Supporting appropriate infant and young child feeding (IYCF) practices has been repeatedly identified as a critical target area necessary to globally reduce infant and young child mortality; emergencies are a particularly challenging context to deliver on this. The IFE Core Group is a global collaboration of agencies and individuals that formed in 1999 to address policy guidance and training resource gaps hampering programming on infant and young child feeding support in emergencies. The IFE Core Group develops guidance and resource materials, including training manuals and ‘stop gap’ guidance for critical gaps; documents lessons learned; and builds aspects of capacity for IFE. The IFE Core Group acts to bring challenges and issues to the collective for peer support and guidance; to facilitate rapid application of updated experiences to operations; and to connect on the ground experiences with agency and global policy guidance development. The IFE Core Group does not directly implement programs but supports those who do so. The UNC service project includes collaboration with the Carolina Global Breastfeeding Institute to make ongoing contributions to a global infant feeding in emergencies research repository. HHI interns also support various IFE Core working group activities related to emerging and protracted crises affecting the nutrition of pregnant and postpartum populations and infants and young children from 0-2 years of age.
A showing of Bending the Arc and distribution of free copies of Mountains beyond Mountains by Tracy Kidder was conducted in conjunction with the Gillings Student Global Health Committee in memory of Dr.

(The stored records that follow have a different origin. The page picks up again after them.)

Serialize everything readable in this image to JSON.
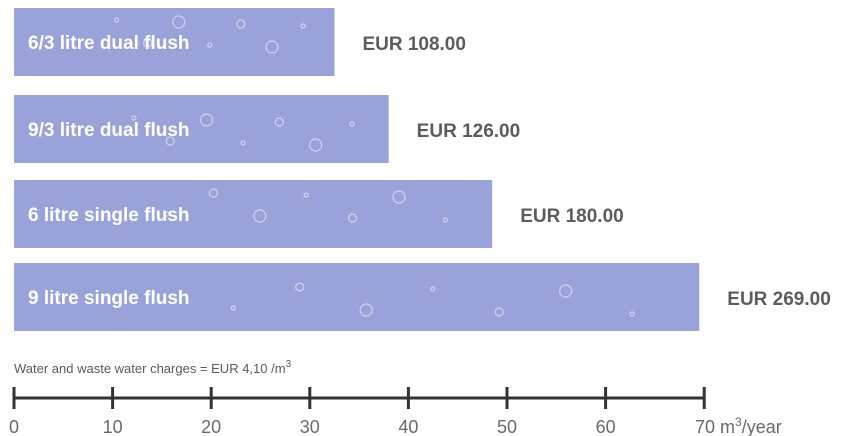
{
  "chart_data": {
    "type": "bar",
    "orientation": "horizontal",
    "categories": [
      "6/3 litre dual flush",
      "9/3 litre dual flush",
      "6 litre single flush",
      "9 litre single flush"
    ],
    "values": [
      32.5,
      38,
      48.5,
      69.5
    ],
    "data_labels": [
      "EUR 108.00",
      "EUR 126.00",
      "EUR 180.00",
      "EUR 269.00"
    ],
    "note": "Water and waste water charges = EUR 4,10 /m",
    "note_superscript": "3",
    "x_ticks": [
      "0",
      "10",
      "20",
      "30",
      "40",
      "50",
      "60",
      "70"
    ],
    "x_unit": "m",
    "x_unit_superscript": "3",
    "x_unit_suffix": "/year",
    "xlim": [
      0,
      70
    ],
    "grid": false,
    "colors": {
      "bar": "#9aa3d9",
      "bubble": "#ffffff",
      "axis": "#333333",
      "value_text": "#5c5c5c",
      "tick_text": "#6a6a6a"
    }
  }
}
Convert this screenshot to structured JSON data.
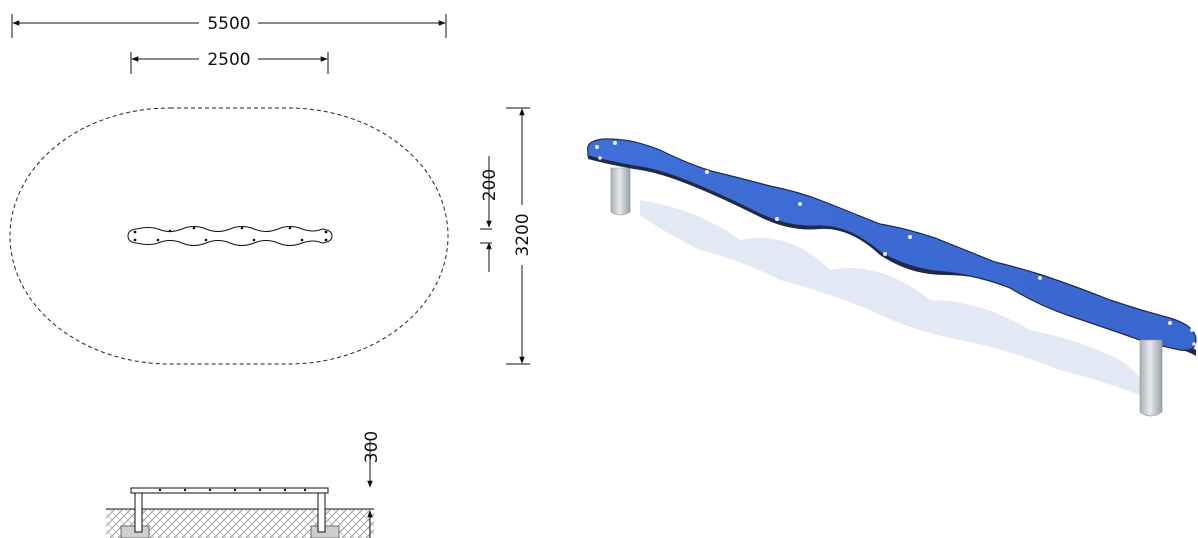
{
  "dimensions": {
    "overall_length": "5500",
    "beam_length": "2500",
    "zone_width": "3200",
    "beam_width": "200",
    "beam_height": "300"
  },
  "colors": {
    "beam_top": "#3d6bd6",
    "beam_edge": "#1f2a4a",
    "post": "#c8cdd3",
    "shadow": "#d6deef",
    "line": "#111111",
    "hatch": "#9a9a9a"
  }
}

Paul Farmer.
The Gillings Humanitarian Health Initiative Seminar Series focused on the safety and security for health care workers and facilities in humanitarian settings. Panelists include Dr. Dilshad Jaff, Gillings Humanitarian Fellow and Adjunct Associate Professor and Dr. Benjamin Meier, Professor of Global Health Policy and UNC-Chapel Hill.
UNC Gillings alumna Anna Freeman, RN, MPH, nurse and quality improvement specialist, shared her humanitarian field experiences and work to improve quality of care with Médecins Sans Frontières / Doctors Without Borders.
Dr. Dilshad Jaff, the Gillings Humanitarian Health Fellow, presented on his field experience working with the International Committee of the Red Cross in South Sudan.